The Alternative
(The time traveler stepped on a butterfly.
Just see what he’s done!)
Time becomes tangled, and is folded, like a complex protein.
Straighten it, and it goes on forever.
I am told that our genes, stretched out,
are in length more than two meters.
And that is in every cell in our body.
One must not be too startled
by these quirks of reality. It is, though,
those changes that technology supplies,
which give us the most bizarre results.
For example, when Alexander the Great
was thirty two, on a barren hillside,
overlooking the Ganges, he tripped,
and developed an infection in his leg.
A doctor appeared at his Babylon bedside
and gave him antibiotics.
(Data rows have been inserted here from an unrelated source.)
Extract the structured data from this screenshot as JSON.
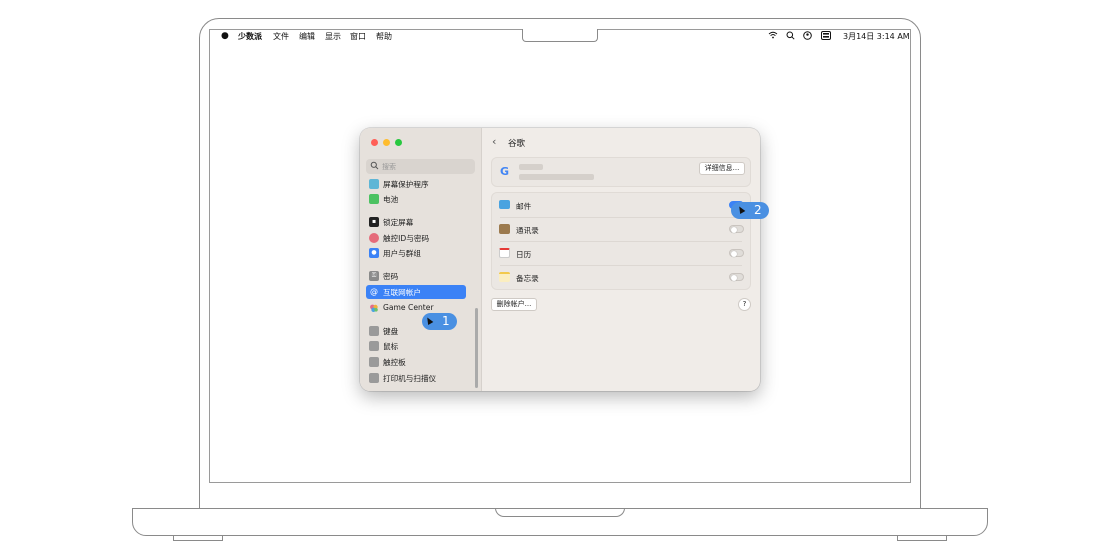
{
  "menubar": {
    "apple": "",
    "app_name": "少数派",
    "menus": [
      "文件",
      "编辑",
      "显示",
      "窗口",
      "帮助"
    ],
    "datetime": "3月14日  3:14 AM"
  },
  "search": {
    "placeholder": "搜索"
  },
  "sidebar": {
    "items": [
      {
        "label": "屏幕保护程序",
        "icon": "screensaver-icon",
        "color": "#5fb6d6"
      },
      {
        "label": "电池",
        "icon": "battery-icon",
        "color": "#4cc262"
      },
      {
        "label": "锁定屏幕",
        "icon": "lock-icon",
        "color": "#222222"
      },
      {
        "label": "触控ID与密码",
        "icon": "fingerprint-icon",
        "color": "#e56b7a"
      },
      {
        "label": "用户与群组",
        "icon": "users-icon",
        "color": "#3b82f6"
      },
      {
        "label": "密码",
        "icon": "key-icon",
        "color": "#8a8a8a"
      },
      {
        "label": "互联网帐户",
        "icon": "at-icon",
        "color": "#3b82f6"
      },
      {
        "label": "Game Center",
        "icon": "game-center-icon",
        "color": "#e26a8b"
      },
      {
        "label": "键盘",
        "icon": "keyboard-icon",
        "color": "#9a9a9a"
      },
      {
        "label": "鼠标",
        "icon": "mouse-icon",
        "color": "#9a9a9a"
      },
      {
        "label": "触控板",
        "icon": "trackpad-icon",
        "color": "#9a9a9a"
      },
      {
        "label": "打印机与扫描仪",
        "icon": "printer-icon",
        "color": "#9a9a9a"
      }
    ],
    "selected_index": 6
  },
  "content": {
    "title": "谷歌",
    "account_provider_logo": "G",
    "details_button": "详细信息...",
    "services": [
      {
        "label": "邮件",
        "icon": "mail-icon",
        "enabled": true
      },
      {
        "label": "通讯录",
        "icon": "contacts-icon",
        "enabled": false
      },
      {
        "label": "日历",
        "icon": "calendar-icon",
        "enabled": false
      },
      {
        "label": "备忘录",
        "icon": "notes-icon",
        "enabled": false
      }
    ],
    "delete_button": "删除帐户...",
    "help_button": "?"
  },
  "callouts": {
    "first": "1",
    "second": "2"
  },
  "colors": {
    "accent": "#3b82f6",
    "callout": "#4a90e2"
  }
}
Surviving
this ordeal was but the first step
in what must be considered an incongruity.
The young conqueror went on
to consolidate his empire, and two centuries later
it was the Romans who fell, and not the Greeks,
one of those little changes which have the most promiscuous results.
One variation leads to another.
And I, though I may have been amongst those
who sent back that time-traveling
doctor with his vials and syringes
on an ego trip from which he never returned,
that version of me was, most likely never even born,
and I had no memory, except in my imagination,
and the fortuitous discovery of scattered inferential papers,
that any such event occurred.
Nowadays there’s a lot of hu-ha, and a mouthful
of praise for Zeus, about variants
in protein structure,
and how, with Crispr-crech, and a little tweak,
we are able to transform a cancer into a minor cough;
But think about time: how little we know,
how its variations are like a garden’s growth,
how an entire world can hop
on a different foot to the slightest change,
to the passing pluck and complexity of a weed.